Hello old friend

It’s back. At least, I think it is. My old friend. My old buddy, the old ‘Slippery Slope’. And here I am looking deeply into the mouth of it, just thinking how easy it would be to throw myself into it for the next nine months and just float by, and then come out of it when Mocha is born.

It’s funny; that’s the easiest option, yet it’s quite possibly harder than dealing with it than life itself.

I’m also at that old dilemma of hearing people say ‘just get over it’. I’ve never heard such bollocks in my life. And one person in particular who says that, of all people, should just fucking know better than that. But I guess I almost forgive their ignorance.

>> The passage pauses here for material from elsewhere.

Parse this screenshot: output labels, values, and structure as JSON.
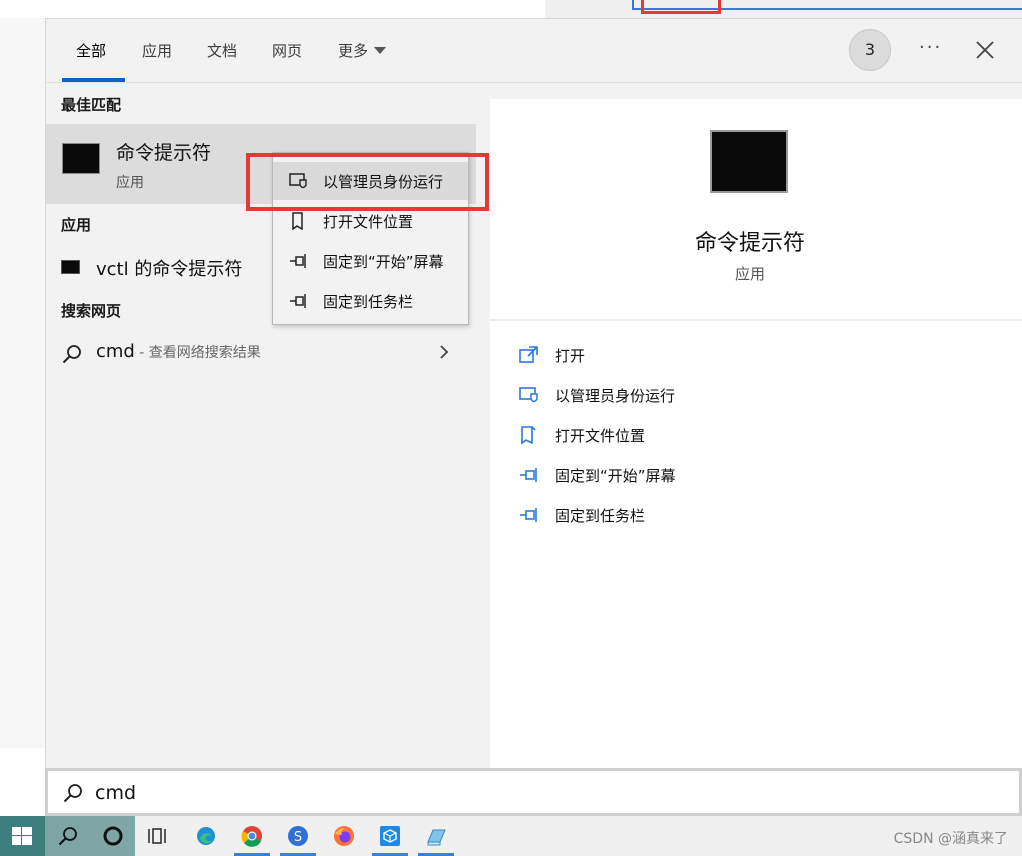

I never thought I’d be back here so soon, especially in the middle of the pregnancy. Hah! Who am I kiddin? Im not near the middle yet, as all the opinionated people like to tell me it’s still really early yet.

Oh yeh? Fuck off and bite me.

Due Date: 01/03/2008
Week: 13+0 days
Month: 4
Trimester: 2
Fetus Age: 11 weeks
Fetus Heartbeat: 143 bpm
Time to Go: 188

I have a lot more happier things to write about, but as per usual in the pits of depression (Oh, er sorry, I exaggerate – I meant, feeling a little down. PAH) I can never seem to focus on those. All the nursery stuff is ordered, due to arrive in October. Other odds and ends ordered, due to arrive in the next few weeks.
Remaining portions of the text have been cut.